The rate at which we approach the variable cp remains constant at R (everyone uses/abuses it at the same rate). Then the cumulative probability of failure is

P(t) = integral of p(x) from x=0 to x=R*t

This invokes the monotonic nature of failures by capturing all the points on the shortest critical path, and anything "longer" than the R*t threshold won't get counted until it fails later on. The solution to this integral becomes the expected rising damped exponential.

P(t) = 1 - exp(-R*t/cp)

Most people will substitute a value of τ for cp/R to make it look like a lifetime. This is the generally accepted form for the expected lifetime of a component to first-order.

P(t) = 1 - exp(-t / τ)

So even though it looks as if we have a distribution of lifetimes, in this situation we actually have as a foundation a distribution in critical points. In other words, I get the correct result but I approach it from a non-conventional angle.

Fixed critical point, variable rate: Now turn this case on its head and say that we have a fixed critical point and we have a maximum entropy variation in rate assuming some mean value, R.

p(r) = 1/R * exp(-r/R)

Then the cumulative integral looks like:

P(t) = integral of p(r) from r=cp/t to r=∞

Note carefully that the critical path in this case captures only the fastest rates and anything slower than the cp/t threshold won't get counted until later.

The result derives to

P(t) = exp(-cp/(R*t))

This has the characteristics of a fat-tail distribution because time goes into the denominator of the exponent, instead of the numerator. Physically, this means that we have very few instantaneously fast rates and many rates proceed slower than the mean.

Variable wear rate, variable critical point: In a sense, the two preceding behaviors act complementary to each other. So we can also derive P(t) for the situation whereby both the rate and critical point vary.

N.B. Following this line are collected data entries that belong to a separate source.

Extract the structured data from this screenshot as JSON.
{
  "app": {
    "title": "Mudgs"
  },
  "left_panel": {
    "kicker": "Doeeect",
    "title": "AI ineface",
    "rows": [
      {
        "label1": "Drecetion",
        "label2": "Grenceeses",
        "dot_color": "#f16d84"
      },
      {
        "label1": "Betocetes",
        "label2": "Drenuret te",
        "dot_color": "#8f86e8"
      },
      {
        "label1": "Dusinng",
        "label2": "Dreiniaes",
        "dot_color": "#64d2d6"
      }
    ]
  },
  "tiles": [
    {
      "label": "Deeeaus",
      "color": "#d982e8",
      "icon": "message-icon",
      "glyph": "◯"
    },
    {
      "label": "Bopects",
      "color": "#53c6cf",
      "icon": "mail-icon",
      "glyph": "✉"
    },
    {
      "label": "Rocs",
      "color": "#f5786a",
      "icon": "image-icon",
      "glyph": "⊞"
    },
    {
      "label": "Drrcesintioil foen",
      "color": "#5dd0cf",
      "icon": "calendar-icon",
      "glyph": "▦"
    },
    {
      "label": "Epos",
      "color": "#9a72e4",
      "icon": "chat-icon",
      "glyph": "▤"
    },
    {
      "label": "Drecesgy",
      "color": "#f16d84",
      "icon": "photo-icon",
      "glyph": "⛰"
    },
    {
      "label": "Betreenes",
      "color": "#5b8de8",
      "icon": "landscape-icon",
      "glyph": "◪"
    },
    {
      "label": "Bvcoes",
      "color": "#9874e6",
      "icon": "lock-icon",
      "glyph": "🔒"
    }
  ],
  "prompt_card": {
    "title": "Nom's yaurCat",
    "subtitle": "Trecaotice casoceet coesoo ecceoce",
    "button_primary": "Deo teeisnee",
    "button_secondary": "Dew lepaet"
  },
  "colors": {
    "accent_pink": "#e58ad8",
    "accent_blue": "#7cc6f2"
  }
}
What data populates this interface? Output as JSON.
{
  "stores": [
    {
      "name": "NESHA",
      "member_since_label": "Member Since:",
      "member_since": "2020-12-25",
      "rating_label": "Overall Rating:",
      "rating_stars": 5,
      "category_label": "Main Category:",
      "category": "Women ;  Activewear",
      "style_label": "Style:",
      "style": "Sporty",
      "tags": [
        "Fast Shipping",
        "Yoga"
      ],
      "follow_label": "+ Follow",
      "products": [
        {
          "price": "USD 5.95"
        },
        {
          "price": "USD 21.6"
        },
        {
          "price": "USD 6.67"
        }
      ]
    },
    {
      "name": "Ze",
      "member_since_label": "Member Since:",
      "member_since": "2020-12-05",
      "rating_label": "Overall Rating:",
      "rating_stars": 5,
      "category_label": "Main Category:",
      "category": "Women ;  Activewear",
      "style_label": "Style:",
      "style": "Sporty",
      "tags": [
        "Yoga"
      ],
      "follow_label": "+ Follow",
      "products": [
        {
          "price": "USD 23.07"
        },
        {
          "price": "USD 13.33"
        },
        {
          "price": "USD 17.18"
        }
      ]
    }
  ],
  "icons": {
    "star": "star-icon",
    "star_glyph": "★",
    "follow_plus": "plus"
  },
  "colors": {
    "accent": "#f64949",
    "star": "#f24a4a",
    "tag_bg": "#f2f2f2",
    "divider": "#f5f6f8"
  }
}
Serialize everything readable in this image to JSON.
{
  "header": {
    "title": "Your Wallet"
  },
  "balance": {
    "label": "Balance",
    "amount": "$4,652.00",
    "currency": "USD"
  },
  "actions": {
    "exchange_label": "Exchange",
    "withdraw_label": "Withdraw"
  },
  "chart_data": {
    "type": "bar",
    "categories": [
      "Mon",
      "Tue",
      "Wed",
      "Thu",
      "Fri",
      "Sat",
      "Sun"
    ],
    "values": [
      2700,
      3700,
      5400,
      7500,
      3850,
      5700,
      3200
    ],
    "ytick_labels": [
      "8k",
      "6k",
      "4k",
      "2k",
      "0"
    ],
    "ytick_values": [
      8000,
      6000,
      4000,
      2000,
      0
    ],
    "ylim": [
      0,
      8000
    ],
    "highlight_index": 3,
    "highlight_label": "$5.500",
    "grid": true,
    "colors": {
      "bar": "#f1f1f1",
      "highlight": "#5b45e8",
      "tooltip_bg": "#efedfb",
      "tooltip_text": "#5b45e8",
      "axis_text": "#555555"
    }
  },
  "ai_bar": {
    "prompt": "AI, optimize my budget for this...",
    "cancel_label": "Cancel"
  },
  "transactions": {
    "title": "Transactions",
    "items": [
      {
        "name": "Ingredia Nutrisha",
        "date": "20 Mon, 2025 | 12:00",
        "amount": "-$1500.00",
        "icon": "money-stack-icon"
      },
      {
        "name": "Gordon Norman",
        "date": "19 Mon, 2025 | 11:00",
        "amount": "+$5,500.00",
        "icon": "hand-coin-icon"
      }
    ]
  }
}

P(t) = integral of P(t | r)*p(r) over all r

This results in the exponential-free cumulative, which has the form of an entroplet.

P(t) = R*t/cp / (1+ R*t/cp) = t/τ/(1+t/τ)

Plotting the three variations side-by-side and assuming that τ=1, we get the following set of cumulative failure distributions. The full variant nestles in between the two other exponential variants, so it retains the character of more early failures (ala the bathtub curve) yet it also shows a fat-tail so that failure-free operation can extend for longer periods of time.

To understand what happens at a more intuitive level we define the fractional failure rate as

F(t) = dP/dt / (1-P(t))

Analysts use this form since it makes it more amenable to predicting failures on populations of parts. The rate then applies only to how many remain in the population, and the ones that have failed drop out of the count.

Only the first case above gives a failure rate that approaches the Markov ideal of constant rate over time. The other two dip below the constant rate of the Markov simply because the fat-tail cumulative requires a finite integrability over the time scale, and so the rates will necessarily stay lower.

Another post gives a full account of what happens when we generalize the first-order linear growth on the rate term, letting R=g(t). The full variant ultimately gives dg/dt / (1+g(t)), so that if g(t) starts rising we get the complete bathtub curve.

If we don't invoke other time dependencies on the rate function g(t), we see how certain systems never show failures after an initial period. Think about it for a moment -- the fat-tails of the variable rate cases push the effective threshold for failure further and further into the future.

In effect, normalizing the failures in this way explains why some components have predictable unreliability, while other components can settle down and seemingly last forever after the initial transient.

I discovered that this paper by Pandey jives with the way I think about the general problem.

Enjoy your popcorn, it should have popped by now.